Model Conversion Example

This directory contains scripts and code to help in the process of converting HuggingFace PyTorch models to GGUF format.

The motivation for having this is that the conversion process can often be an iterative process, where the original model is inspected, converted, updates made to llama.cpp, converted again, etc. Once the model has been converted it needs to be verified against the original model, and then optionally quantified, and in some cases perplexity checked of the quantized model. And finally the model/models need to the ggml-org on Hugging Face. This tool/example tries to help with this process.

📝 Note: When adding a new model from an existing family, verify the previous version passes logits verification first. Existing models can have subtle numerical differences that don't affect generation quality but cause logits mismatches. Identifying these upfront whether they exist in llama.cpp, the conversion script, or in an upstream implementation, can save significant debugging time.

Overview

The idea is that the makefile targets and scripts here can be used in the development/conversion process assisting with things like:

  • inspect/run the original model to figure out how it works
  • convert the original model to GGUF format
  • inspect/run the converted model
  • verify the logits produced by the original model and the converted model
  • quantize the model to GGUF format
  • run perplexity evaluation to verify that the quantized model is performing as expected
  • upload the model to HuggingFace to make it available for others

Setup

Create virtual python environment

$ python3.11 -m venv venv
$ source venv/bin/activate
(venv) $ pip install -r requirements.txt

Causal Language Model Conversion

This section describes the steps to convert a causal language model to GGUF and to verify that the conversion was successful.

Download the original model

First, clone the original model to some local directory:

$ mkdir models && cd models
$ git clone https://huggingface.co/user/model_name
$ cd model_name
$ git lfs install
$ git lfs pull

Set the MODEL_PATH

The path to the downloaded model can be provided in two ways:

Option 1: Environment variable (recommended for iterative development)

export MODEL_PATH=~/work/ai/models/some_model

Option 2: Command line argument (for one-off tasks)

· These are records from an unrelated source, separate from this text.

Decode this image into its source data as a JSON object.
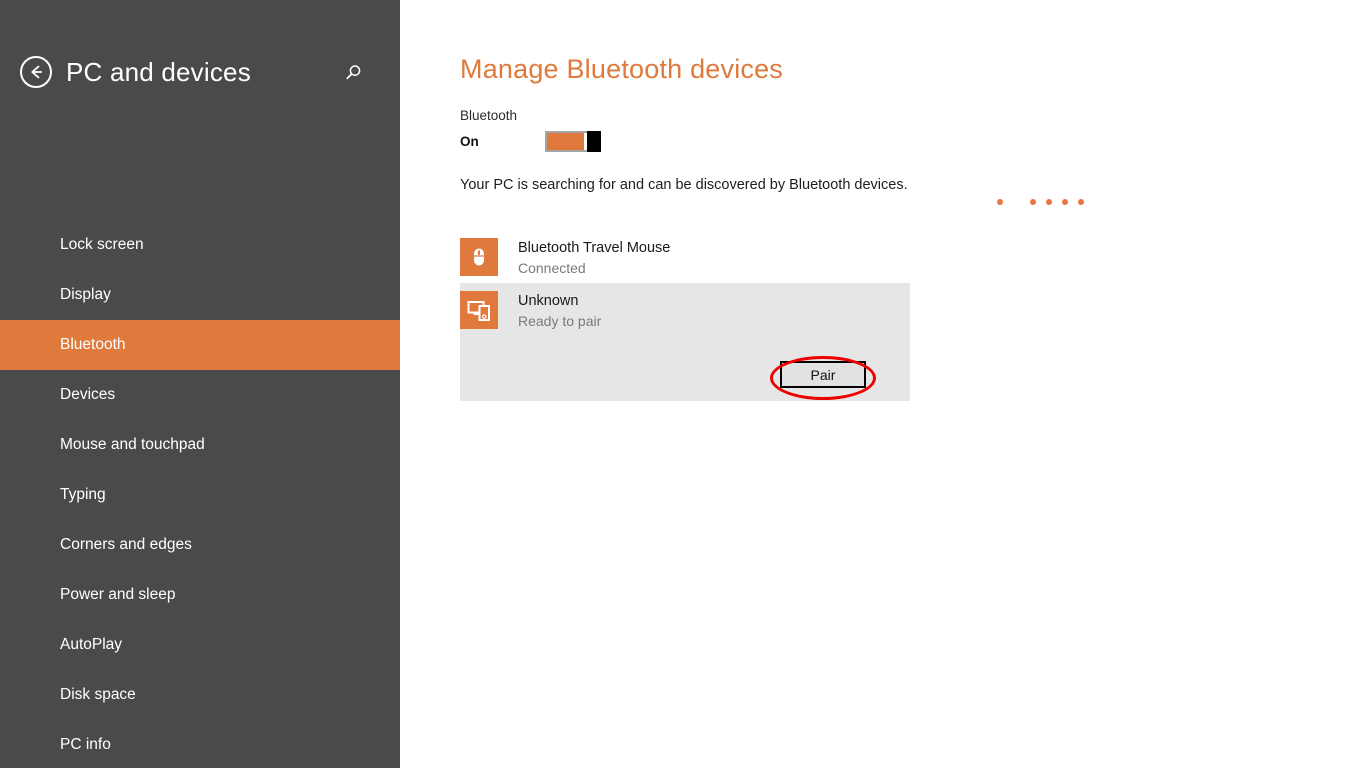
{
  "sidebar": {
    "back_icon": "back-arrow-icon",
    "title": "PC and devices",
    "search_icon": "search-icon",
    "accent_color": "#e0793c",
    "background_color": "#4a4a4a",
    "items": [
      {
        "label": "Lock screen",
        "selected": false
      },
      {
        "label": "Display",
        "selected": false
      },
      {
        "label": "Bluetooth",
        "selected": true
      },
      {
        "label": "Devices",
        "selected": false
      },
      {
        "label": "Mouse and touchpad",
        "selected": false
      },
      {
        "label": "Typing",
        "selected": false
      },
      {
        "label": "Corners and edges",
        "selected": false
      },
      {
        "label": "Power and sleep",
        "selected": false
      },
      {
        "label": "AutoPlay",
        "selected": false
      },
      {
        "label": "Disk space",
        "selected": false
      },
      {
        "label": "PC info",
        "selected": false
      }
    ]
  },
  "main": {
    "title": "Manage Bluetooth devices",
    "title_color": "#e0793c",
    "bluetooth_setting": {
      "label": "Bluetooth",
      "state": "On",
      "toggle_on": true
    },
    "status_message": "Your PC is searching for and can be discovered by Bluetooth devices.",
    "progress_dots": {
      "count": 5,
      "color": "#e0793c"
    },
    "devices": [
      {
        "name": "Bluetooth Travel Mouse",
        "status": "Connected",
        "icon": "bluetooth-mouse-icon",
        "selected": false,
        "action": null
      },
      {
        "name": "Unknown",
        "status": "Ready to pair",
        "icon": "unknown-device-icon",
        "selected": true,
        "action": "Pair"
      }
    ]
  },
  "annotation": {
    "shape": "ellipse",
    "color": "#ee0000",
    "target": "Pair"
  }
}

make causal-convert-model MODEL_PATH=~/work/ai/models/some_model

Command line arguments take precedence over environment variables when both are provided.

In cases where the transformer implementation for the model has not been released yet it is possible to set the environment variable UNRELEASED_MODEL_NAME which will then cause the transformer implementation to be loaded explicitely and not use AutoModelForCausalLM:

export UNRELEASED_MODEL_NAME=SomeNewModel

Inspecting the original tensors

# Using environment variable
(venv) $ make causal-inspect-original-model

# Or using command line argument
(venv) $ make causal-inspect-original-model MODEL_PATH=~/work/ai/models/some_model

Running the original model

This is mainly to verify that the original model works, and to compare the output from the converted model.

# Using environment variable
(venv) $ make causal-run-original-model

# Or using command line argument
(venv) $ make causal-run-original-model MODEL_PATH=~/work/ai/models/some_model

This command will save two files to the data directory, one is a binary file containing logits which will be used for comparison with the converted model later, and the other is a text file which allows for manual visual inspection.

Model conversion

After updates have been made to gguf-py to add support for the new model, the model can be converted to GGUF format using the following command:

# Using environment variable
(venv) $ make causal-convert-model

# Or using command line argument
(venv) $ make causal-convert-model MODEL_PATH=~/work/ai/models/some_model

Inspecting the converted model

The converted model can be inspected using the following command:

(venv) $ make causal-inspect-converted-model

Running the converted model

(venv) $ make causal-run-converted-model

Model logits verfication

The following target will run the original model and the converted model and compare the logits:

(venv) $ make causal-verify-logits

Quantizing the model

The causal model can be quantized to GGUF format using the following command:

(venv) $ make causal-quantize-Q8_0
Quantized model saved to: /path/to/quantized/model-Q8_0.gguf
Export the quantized model path to QUANTIZED_MODEL variable in your environment

This will show the path to the quantized model in the terminal, which can then be used to set the QUANTIZED_MODEL environment variable:

export QUANTIZED_MODEL=/path/to/quantized/model-Q8_0.gguf

Then the quantized model can be run using the following command:

(venv) $ make causal-run-quantized-model

Quantizing QAT (Quantization Aware Training) models

When quantizing to Q4_0, the default data type for the token embedding weights will be Q6_K. For models that are going to be uploaded to ggml-org it is recommended to use Q8_0 instead for the embeddings and output tensors. The reason is that although Q6_K is smaller in size, it requires more compute to unpack, which can hurt performance during output generation when the entire embedding matrix must be dequantized to compute vocabulary logits. Q8_0 provides practically full quality with better computational efficiency.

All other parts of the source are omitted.